Sunday, May 12, 2013

Introducing My Blog!


Hello world!

Welcome to my new blog where I hope to talk about the problem of singleness and the Christian community.

If you didn't know there was a problem please feel free to read this first.  Or this. Or this. These are some great insights on the problem, how it developed, and what is being done about it.  Which isn't much.  

I also hope to share some humorous stories from my long history of relationships that weren't meant to be.  I have so many tales to tell from my online dating misadventures to visiting awkward singles groups to meeting amazing or crazy guys in real life.  

I'm convinced I hold the record for the longest-running online dating profile.  Ever. (Please don't contact any of the Christian dating sites to ask who is their longest-standing member - I'm sure it's me.)  I was trying online dating before most of you were born.  (Ok, that was probably an exaggeration since I just started this blog and I have no idea if anyone is even reading it, let alone how old you are.)  But, regardless, I am 33, (quickly approaching 34!) and feeling more and more like an old maid every day.  So that practically makes me your grandma.  (Oh wait...I've never been married and don't have any kids so I could hardly be anyone's grandma...I guess I could be your great aunt.)
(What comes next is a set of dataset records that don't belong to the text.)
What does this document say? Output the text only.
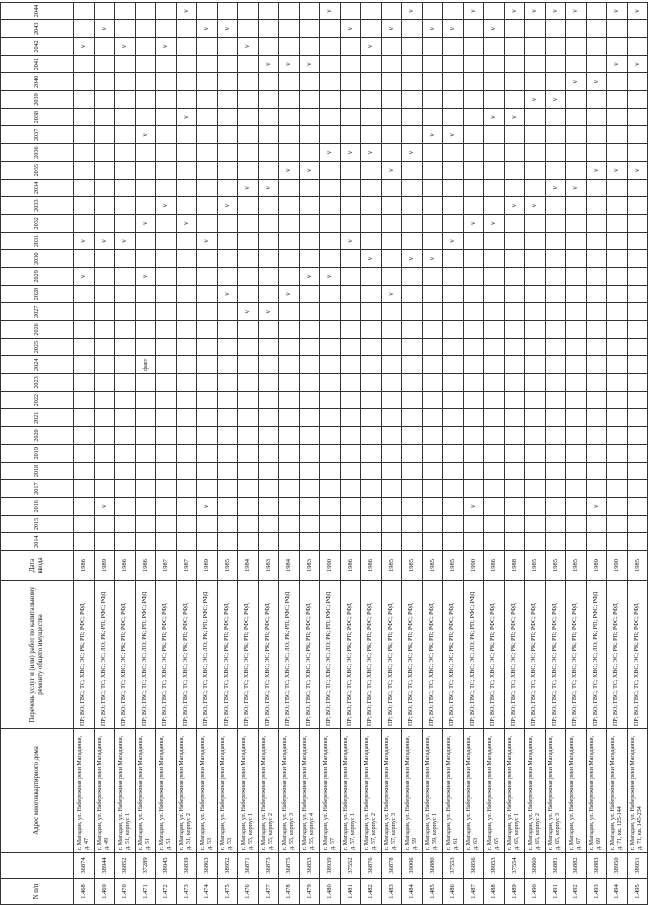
N п/п		Адрес многоквартирного дома	Перечень услуг и (или) работ по капитальному ремонту общего имущества	Дата ввода	2014	2015	2016	2017	2018	2019	2020	2021	2022	2023	2024	2025	2026	2027	2028	2029	2030	2031	2032	2033	2034	2035	2036	2037	2038	2039	2040	2041	2042	2043	2044
1.468	36874	г. Магадан, ул. Набережная реки Магаданки, д. 47	ПР; ВО; ГВС; ТС; ХВС; ЭС; РК; РП; РФС; РФД	1986																v		v											v		
1.469	38944	г. Магадан, ул. Набережная реки Магаданки, д. 49	ПР; ВО; ГВС; ТС; ХВС; ЭС; ЛО; РК; РП; РФС; РФД	1989			v															v												v	
1.470	36852	г. Магадан, ул. Набережная реки Магаданки, д. 51, корпус 1	ПР; ВО; ГВС; ТС; ХВС; ЭС; РК; РП; РФС; РФД	1986																		v											v		
1.471	37289	г. Магадан, ул. Набережная реки Магаданки, д. 51	ПР; ВО; ГВС; ТС; ХВС; ЭС; ЛО; РК; РП; РФС; РФД	1986											факт					v			v					v							
1.472	38945	г. Магадан, ул. Набережная реки Магаданки, д. 51	ПР; ВО; ГВС; ТС; ХВС; ЭС; РК; РП; РФС; РФД	1987																				v									v		
1.473	36839	г. Магадан, ул. Набережная реки Магаданки, д. 51, корпус 2	ПР; ВО; ГВС; ТС; ХВС; ЭС; РК; РП; РФС; РФД	1987																			v						v						v
1.474	36863	г. Магадан, ул. Набережная реки Магаданки, д. 53	ПР; ВО; ГВС; ТС; ХВС; ЭС; ЛО; РК; РП; РФС; РФД	1989			v															v												v	
1.475	38952	г. Магадан, ул. Набережная реки Магаданки, д. 53	ПР; ВО; ГВС; ТС; ХВС; ЭС; РК; РП; РФС; РФД	1985															v					v										v	
1.476	36871	г. Магадан, ул. Набережная реки Магаданки, д. 55, корпус 1	ПР; ВО; ГВС; ТС; ХВС; ЭС; РК; РП; РФС; РФД	1984														v							v								v		
1.477	36873	г. Магадан, ул. Набережная реки Магаданки, д. 55, корпус 2	ПР; ВО; ГВС; ТС; ХВС; ЭС; РК; РП; РФС; РФД	1983														v							v							v			
1.478	36875	г. Магадан, ул. Набережная реки Магаданки, д. 55, корпус 3	ПР; ВО; ГВС; ТС; ХВС; ЭС; ЛО; РК; РП; РФС; РФД	1984															v							v						v			
1.479	36853	г. Магадан, ул. Набережная реки Магаданки, д. 55, корпус 4	ПР; ВО; ГВС; ТС; ХВС; ЭС; РК; РП; РФС; РФД	1983																v						v						v			
1.480	38939	г. Магадан, ул. Набережная реки Магаданки, д. 57	ПР; ВО; ГВС; ТС; ХВС; ЭС; ЛО; РК; РП; РФС; РФД	1990																v							v								v
1.481	37552	г. Магадан, ул. Набережная реки Магаданки, д. 57, корпус 1	ПР; ВО; ГВС; ТС; ХВС; ЭС; РК; РП; РФС; РФД	1986																		v					v							v	
1.482	36876	г. Магадан, ул. Набережная реки Магаданки, д. 57, корпус 2	ПР; ВО; ГВС; ТС; ХВС; ЭС; РК; РП; РФС; РФД	1986																	v						v						v		
1.483	36878	г. Магадан, ул. Набережная реки Магаданки, д. 57, корпус 3	ПР; ВО; ГВС; ТС; ХВС; ЭС; РК; РП; РФС; РФД	1985															v							v								v	
1.484	39006	г. Магадан, ул. Набережная реки Магаданки, д. 59	ПР; ВО; ГВС; ТС; ХВС; ЭС; РК; РП; РФС; РФД	1985																	v						v								v
1.485	36880	г. Магадан, ул. Набережная реки Магаданки, д. 59, корпус 1	ПР; ВО; ГВС; ТС; ХВС; ЭС; РК; РП; РФС; РФД	1985																	v							v						v	
1.486	37553	г. Магадан, ул. Набережная реки Магаданки, д. 61	ПР; ВО; ГВС; ТС; ХВС; ЭС; РК; РП; РФС; РФД	1985																		v						v						v	
1.487	36856	г. Магадан, ул. Набережная реки Магаданки, д. 63	ПР; ВО; ГВС; ТС; ХВС; ЭС; ЛО; РК; РП; РФС; РФД	1990			v																v												v
1.488	38953	г. Магадан, ул. Набережная реки Магаданки, д. 65	ПР; ВО; ГВС; ТС; ХВС; ЭС; РК; РП; РФС; РФД	1986																			v						v					v	
1.489	37554	г. Магадан, ул. Набережная реки Магаданки, д. 65, корпус 1	ПР; ВО; ГВС; ТС; ХВС; ЭС; РК; РП; РФС; РФД	1988																				v					v						v
1.490	36860	г. Магадан, ул. Набережная реки Магаданки, д. 65, корпус 2	ПР; ВО; ГВС; ТС; ХВС; ЭС; РК; РП; РФС; РФД	1985																				v						v					v
1.491	36881	г. Магадан, ул. Набережная реки Магаданки, д. 65, корпус 3	ПР; ВО; ГВС; ТС; ХВС; ЭС; РК; РП; РФС; РФД	1985																					v					v					v
1.492	36882	г. Магадан, ул. Набережная реки Магаданки, д. 67	ПР; ВО; ГВС; ТС; ХВС; ЭС; РК; РП; РФС; РФД	1985																					v						v				v
1.493	36883	г. Магадан, ул. Набережная реки Магаданки, д. 69	ПР; ВО; ГВС; ТС; ХВС; ЭС; ЛО; РК; РП; РФС; РФД	1989			v																			v					v				
1.494	38950	г. Магадан, ул. Набережная реки Магаданки, д. 71, кв. 125-144	ПР; ВО; ГВС; ТС; ХВС; ЭС; РК; РП; РФС; РФД	1990																						v						v			v
1.495	38951	г. Магадан, ул. Набережная реки Магаданки, д. 71, кв. 145-234	ПР; ВО; ГВС; ТС; ХВС; ЭС; РК; РП; РФС; РФД	1985																						v						v			v
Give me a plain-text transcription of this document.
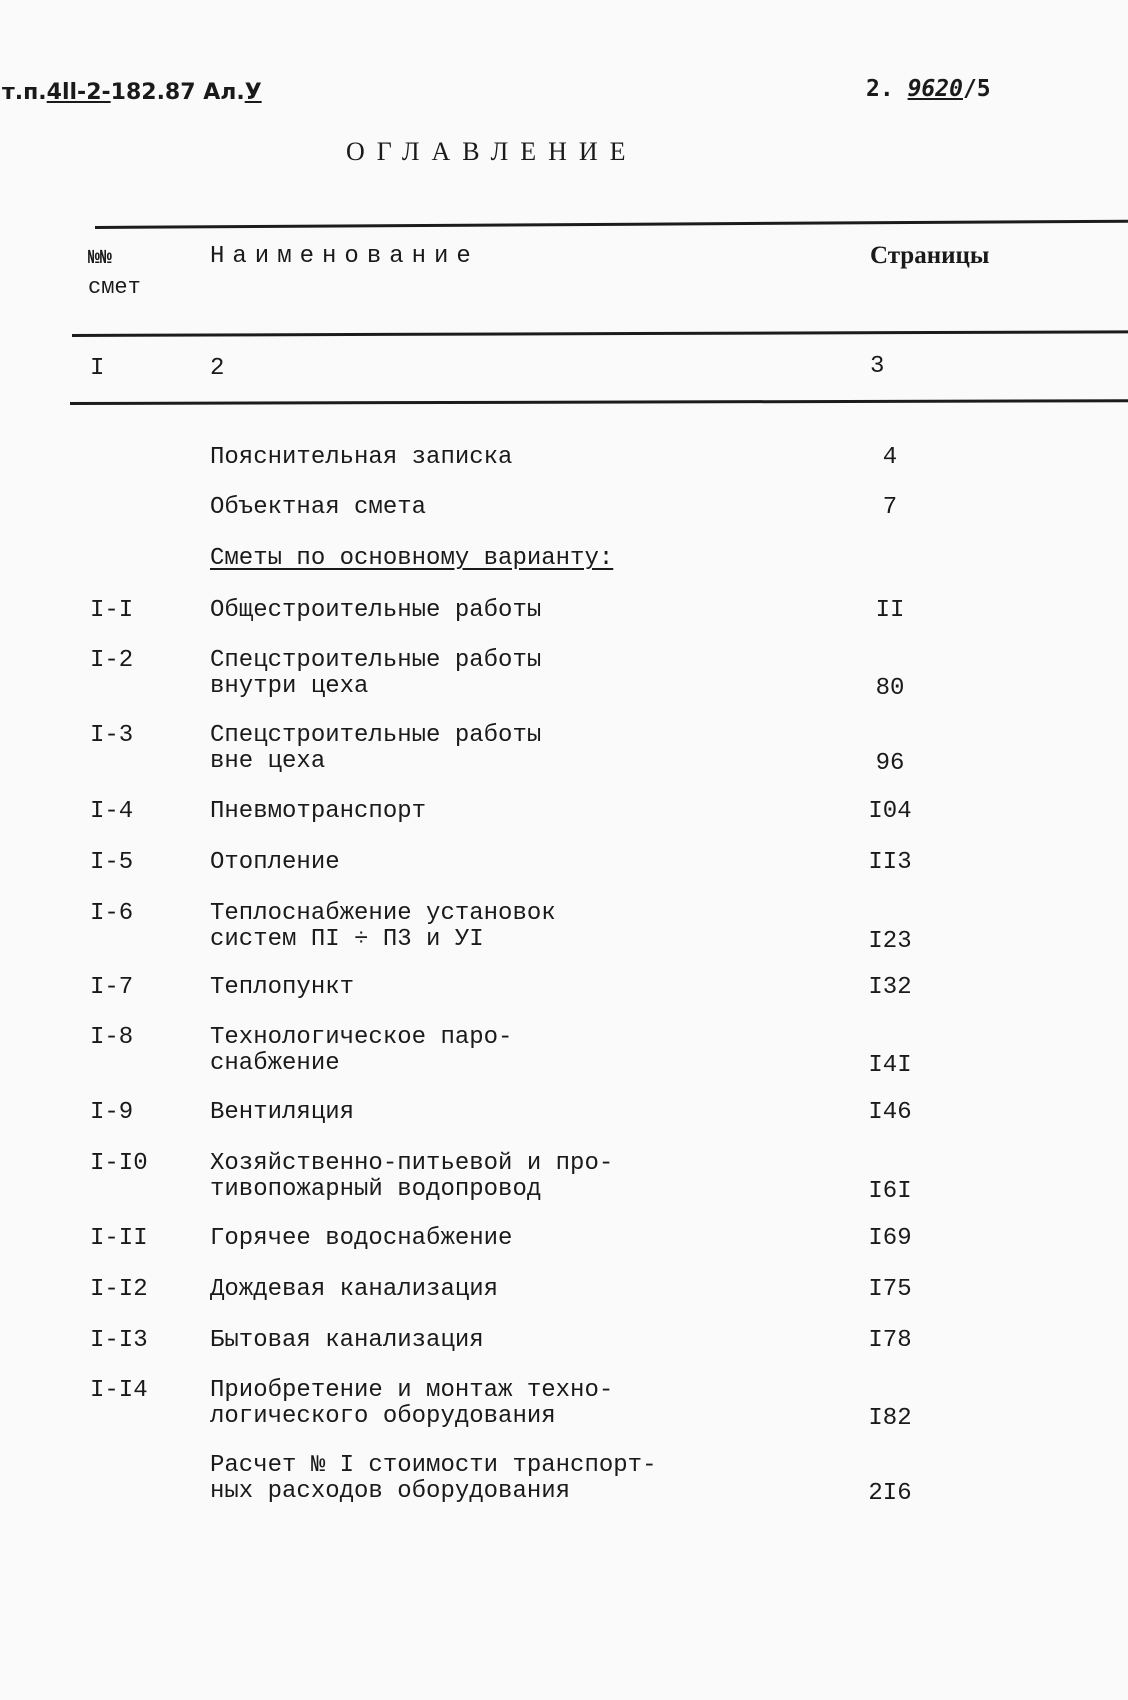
т.п.4ll-2-182.87 Ал.У	2. 9620/5
ОГЛАВЛЕНИЕ
№№
смет
Наименование	Страницы
I	2	3
Пояснительная записка	4
Объектная смета	7
Сметы по основному варианту:
I-I	Общестроительные работы	II
I-2	Спецстроительные работы
внутри цеха	80
I-3	Спецстроительные работы
вне цеха	96
I-4	Пневмотранспорт	I04
I-5	Отопление	II3
I-6	Теплоснабжение установок
систем ПI ÷ П3 и УI	I23
I-7	Теплопункт	I32
I-8	Технологическое паро-
снабжение	I4I
I-9	Вентиляция	I46
I-I0	Хозяйственно-питьевой и про-
тивопожарный водопровод	I6I
I-II	Горячее водоснабжение	I69
I-I2	Дождевая канализация	I75
I-I3	Бытовая канализация	I78
I-I4	Приобретение и монтаж техно-
логического оборудования	I82
Расчет № I стоимости транспорт-
ных расходов оборудования	2I6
I was only 18, though, when I first gave online dating a whirl.  I wouldn't say I was old enough to be desperate.  Gullible maybe.  And definitely adventurous.  I had heard a great promo on the radio for Eharmony and their new-fangled, computer-based compatibility matching that helped pair couples on 29 different dimensions of their personalities that usually resulted in divorce for other people. Or something like that.  

But I lived in a small town and online dating sounded like a great way to snag a date... until my first experiment turned out to be a disaster.

But I'll write about that in a later post.

For now I would just like to introduce my blog and what I hope to talk about on here.  

One thing I really hope to shed some light on are what kinds of comments bring Christian singles the most pain.  I really think it stems from fear or confusion on the part of well-meaning folks who want to try to fix something that seems wrong and doesn't make sense to them.  Especially people who married young and have not yet walked the road of singleness in their adult life.  They often like to offer advice or suggestions from their own experience, not realizing that they are heaping blame and shame on Christian singles.  For example, the two most common offending statements are:


"When I finally stopped searching on my own and gave it to God, I met my wife"  

OR

"When I finally put God first in my life, then He gave me a husband"

I don't mock these experiences.  They are obviously very real for the people who had them and I respect the roads they have walked, but these scenarios are not some kind of "magic pill" that can be prescribed to all Christian singles.  Our God is not a cookie-cutter God.  He is so personal and the journeys He has for each of us are unique and designed for our particular good.  When we stop believing that we can fall into discouragement, depression, or hopelessness.  

What happens if one of these people loses their spouse to a fatal disease or a tragic accident?  Will they blame themselves and question what they did wrong?  

These statements imply that Christian singles haven't surrendered as much to God as those who are married.  But we know that isn't true and sometimes the opposite is the case because many singles have been tested and tried in the fire of suffering (because, for those who desire to be married, singleness can feel at times like suffering).

Singleness isn't usually the fault of the single person (although sometimes it is).  It's a season of life. We all experience it at some point and for some people it lasts their entire temporal life on earth. Other people enter and leave this season numerous times throughout their lifespan due to personal choice or things completely outside of their control (such as death or a divorce that was not their fault).

I am a missionary and there are some benefits to being single and in ministry (there are also some difficult challenges and I long for a spouse to share the stresses of ministry with).  Some of the people I have respected most throughout my life have been single Christians (some who are still living as well as those who are currently with the Lord) who poured their lives into serving God and other people.  

But even though I have deeply respected these single warriors, I have always had a strong desire to be married myself.  I have wanted to be married since I was about 15 years old.  Maybe younger. And I have loads of single Christian friends who feel the same way.  Sometimes we think we aren't doing enough on our part to pursue it and so we do things to try to step out and meet more people.  We try online dating or visiting different churches or singles groups.  We go through seasons where we just entirely give it up to God, accept it, forget about it, and move on with our lives.  

But what do we do when our desires go unmet year after year after year?  How do we respond when our experiences constantly fail to match up to our longings?

This is a blog about life.  About suffering.  About reality.  It's also hopefully going to be a place where I can preach to myself to keep pressing on in the battle, especially when I'm faced with discouragement and hopelessness.  And I'm hoping to encourage others out there because I have enough single friends to know I'm not the only one who shares these thoughts and feelings and sometimes we just like to hear other people articulate our shared experiences.

This world is not our home.  We are just passing through.  And one day, if our lives belong to Jesus, He is going to make all of this confusion clear for us.  But right now we need to press on and walk by faith and not by sight.